The fact that Kabila was supposed to have stepped down as President of the DRC last year is now part of the reason why these recent revelations carry more weight, it seems the main reason Kabila refuses to step down as President is just so he can continue implementing his criminal plan to steal as much as he can from the coffers of his country and use the resources available to him as President to hide his ill gotten wealth in the eventuality of when a new DRC Government starts an investigation into his time in office.

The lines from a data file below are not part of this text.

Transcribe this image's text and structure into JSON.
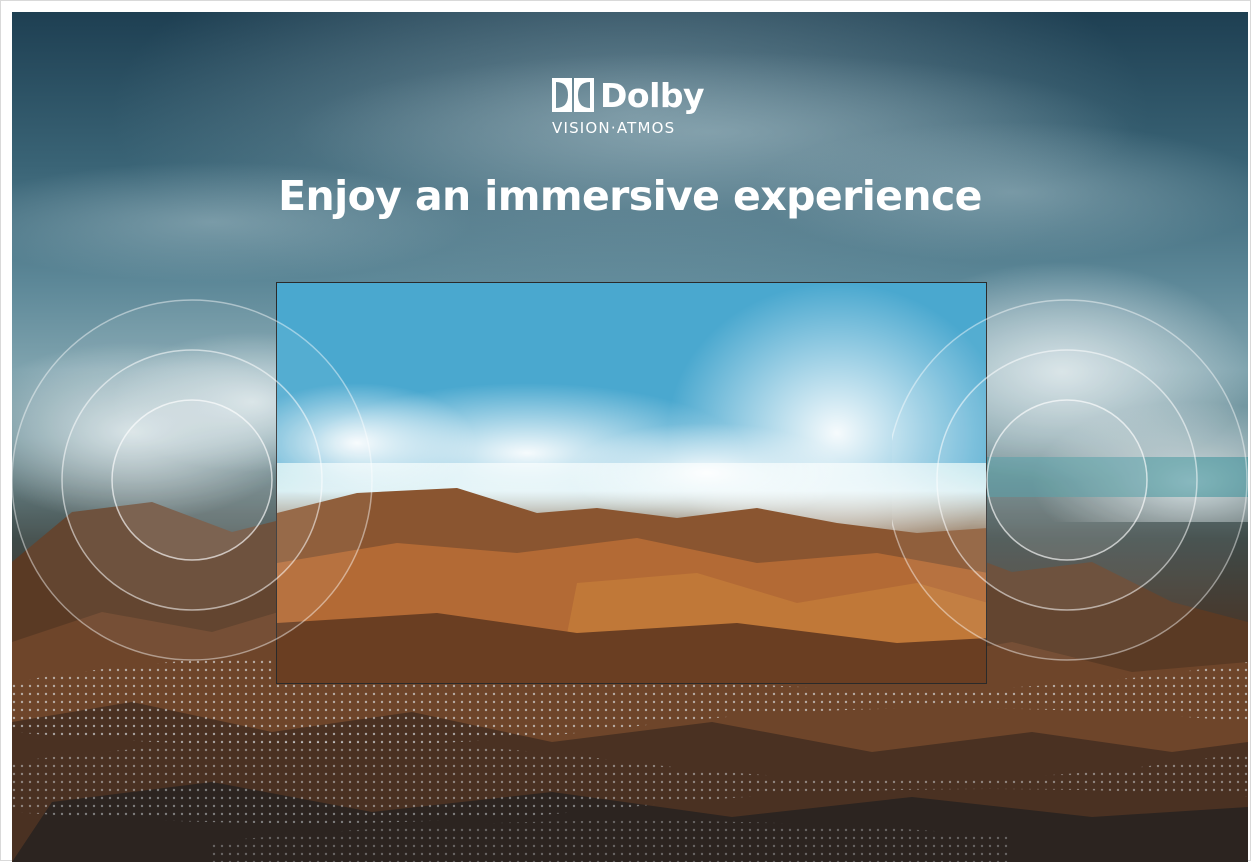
{
  "brand": {
    "name": "Dolby",
    "subtitle": "VISION·ATMOS"
  },
  "headline": "Enjoy an immersive experience",
  "colors": {
    "text": "#ffffff",
    "sky_dark": "#1e3f52",
    "sea": "#3fa0c8",
    "rock": "#b06a38"
  },
  "icons": {
    "logo_mark": "dolby-double-d-icon",
    "sound_waves": "sound-wave-rings-icon"
  }
}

The Guardian article referenced a public report entitled "All the President's wealth" which detailed the various connections and business links of Kabila and his family. Follow the link of the report to get more details as we would only list some specifics on this site. These are some of the claims highlighted in the report:
- That Kabila owns 71,000 hectares of farmland both directly and with his children
- That his twin sister holds a sizeable stake in the state telecoms company
- That his younger brother has business interests that range from mining and construction to a stake in the Nando’s fast-food chain
- That two family companies have diamond mining permits for 450km of the country’s southern border
Along with the claims highlighted above, it is claimed that Kabila together with his family owns more than 80 companies in the DRC and abroad either wholly or partially. In a country where the majority of his fellow countrymen and women earn less than $1 a day, that he and his family have managed to siphon off the DRC's government coffers for their own benefit is both sickening and a symptom of years of corruption under Kabila's immoral Presidency. The fact that most of the Kabila family wealth is kept in the country shows that he (Kabila) has no intention of stepping down anytime in the near future.
We would say it again as we have said before: "it's time for Africans to start tasking their leaders on the need to ensure that proper democratic norms are being adhered to so as to restore confidence and give credibility to the democratic process".